No, when we start from scratch with the evidence, everything shows that Kirby told the truth and what Lee said was almost entirely false. There is no truth on both sides. We only need to listen to the freelancers who were silenced by Lee’s preemptive strikes and his threat to deny them work.
Jack Kirby had something to say about cults
The Sect: Masked, Darkseid and Desaad infiltrate a secret society in The Forever People #8. Kirby’s dialogue speaks for itself.
Glorious Godfrey and the Justifiers from The Forever People #3.



Mark Evanier was the source of the information that Glorious Godfrey was based on Arthur Godfrey and Billy Graham. A photo of Graham exists that is close enough to one of the above Godfrey panels that it could have been used by Kirby as a photo reference.
What turned Kirby’s attention to Billy Graham? The caricature may have been triggered by an interview response from Stan Lee the year before.
Aaron Noble posted this in 2023: 2
I don’t think Funky Flashman was Jack’s first commentary on Stan in the Fourth World books. Glorious Godfrey preaches faith to true believers, but is himself a skeptic on the existence of the Anti-Life Equation. In Forever People 3, he says to Darkseid, “I believe in Anti-Life…but it can only be induced in others by means of inventive selling!”
Darkseid responds: “I like you Glorious Godfrey! You’re a shallow, precious child—the revelationist, happy with the sweeping sound of words!”
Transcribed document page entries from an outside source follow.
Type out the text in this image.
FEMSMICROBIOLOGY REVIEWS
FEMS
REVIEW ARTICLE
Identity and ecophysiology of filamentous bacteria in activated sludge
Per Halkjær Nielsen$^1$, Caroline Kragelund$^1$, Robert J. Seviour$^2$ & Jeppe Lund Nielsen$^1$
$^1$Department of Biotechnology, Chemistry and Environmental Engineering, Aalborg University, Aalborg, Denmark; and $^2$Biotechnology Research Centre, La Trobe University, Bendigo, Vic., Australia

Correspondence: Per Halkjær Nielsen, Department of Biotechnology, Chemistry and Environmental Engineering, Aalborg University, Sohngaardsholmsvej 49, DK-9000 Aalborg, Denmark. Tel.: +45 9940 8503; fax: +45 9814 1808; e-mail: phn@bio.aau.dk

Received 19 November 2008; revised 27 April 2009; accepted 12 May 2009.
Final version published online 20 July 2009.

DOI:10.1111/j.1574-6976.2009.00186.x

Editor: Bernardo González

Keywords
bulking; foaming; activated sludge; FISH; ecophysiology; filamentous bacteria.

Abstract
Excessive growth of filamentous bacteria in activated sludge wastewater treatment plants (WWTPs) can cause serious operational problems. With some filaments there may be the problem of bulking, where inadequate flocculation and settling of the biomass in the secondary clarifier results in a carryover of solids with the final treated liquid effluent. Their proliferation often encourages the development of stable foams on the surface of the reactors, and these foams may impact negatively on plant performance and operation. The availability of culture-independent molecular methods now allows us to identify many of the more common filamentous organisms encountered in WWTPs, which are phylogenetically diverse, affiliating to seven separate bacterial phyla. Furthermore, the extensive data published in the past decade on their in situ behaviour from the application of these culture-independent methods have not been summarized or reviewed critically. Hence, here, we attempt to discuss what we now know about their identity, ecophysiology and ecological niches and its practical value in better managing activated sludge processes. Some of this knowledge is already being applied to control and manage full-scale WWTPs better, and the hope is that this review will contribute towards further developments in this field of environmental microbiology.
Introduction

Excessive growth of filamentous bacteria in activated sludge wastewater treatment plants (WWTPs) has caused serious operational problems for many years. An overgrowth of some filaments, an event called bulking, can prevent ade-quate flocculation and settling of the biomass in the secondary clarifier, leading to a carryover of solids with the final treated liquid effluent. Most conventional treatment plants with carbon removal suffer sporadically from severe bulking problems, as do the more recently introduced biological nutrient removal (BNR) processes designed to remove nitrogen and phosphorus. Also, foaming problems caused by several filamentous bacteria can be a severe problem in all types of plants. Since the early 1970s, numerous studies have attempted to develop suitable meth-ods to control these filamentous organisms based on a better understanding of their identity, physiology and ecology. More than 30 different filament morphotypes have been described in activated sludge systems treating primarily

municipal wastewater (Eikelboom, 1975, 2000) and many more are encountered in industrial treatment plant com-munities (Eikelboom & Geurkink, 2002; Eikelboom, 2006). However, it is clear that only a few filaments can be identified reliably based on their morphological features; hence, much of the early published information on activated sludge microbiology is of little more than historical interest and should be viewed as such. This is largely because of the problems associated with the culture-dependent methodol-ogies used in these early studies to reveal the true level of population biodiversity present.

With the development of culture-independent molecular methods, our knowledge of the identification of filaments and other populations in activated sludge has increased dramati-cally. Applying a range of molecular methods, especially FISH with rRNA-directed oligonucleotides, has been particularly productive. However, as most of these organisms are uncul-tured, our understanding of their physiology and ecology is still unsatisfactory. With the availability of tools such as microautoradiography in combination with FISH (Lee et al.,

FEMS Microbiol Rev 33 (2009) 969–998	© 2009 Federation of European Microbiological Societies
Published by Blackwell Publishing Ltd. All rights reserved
This was cover dated July, 1971. One year earlier, Stan himself had said this: “I love the rhythm of words. I’ve always been in love with the way words sound. Sometimes I’ll use words just because of the sound of one playing upon the other.” 3
And later in the same interview, astonishingly: “I may become the Billy Graham of comics.”
I would love to pick Bob Beerbohm’s brain right about now regarding his unofficial history of the term Marvel zombies.
Like Jasper Sitwell five years earlier, the Roy Thomas analogue puts in an appearance here.
That very issue of The Forever People contained this letter.
Eleven years after The Forever People #3, Stephen King may have held out some hope for us 40+ years in the future in his foreword to Ellison’s Stalking the Nightmare.
If the cult of celebrity sucks, it sucks because it’s as disposable a a Handi-wipe or a Glad Bag or the latest record by the latest Group of the Moment… You don’t make it over the long haul on the basis of your personality.
In 2025, King was called bitter by the Kirk idolaters when he pointed out that Kirk advocated for gays to be stoned to death.
Of course Glorious Godfrey was not Donald Trump; in her article, Elana Levin was simply noting Kirby’s remarkable prescience. What’s indisputable is that Desaad is a member of the current administration, although Kirby drew him with a toupée.
Footnotes
back 1 Stan Lee to Ted White, 1966, printed in Castle of Frankenstein #12, 1968.
back 2 Marvel Method, 4 June 2023.
back 3 Stan Lee: The Marvel Bard, An Interview with Mike Bourne, Changes v2#4, 15 April 1970, courtesy of Tom Brevoort’s blog.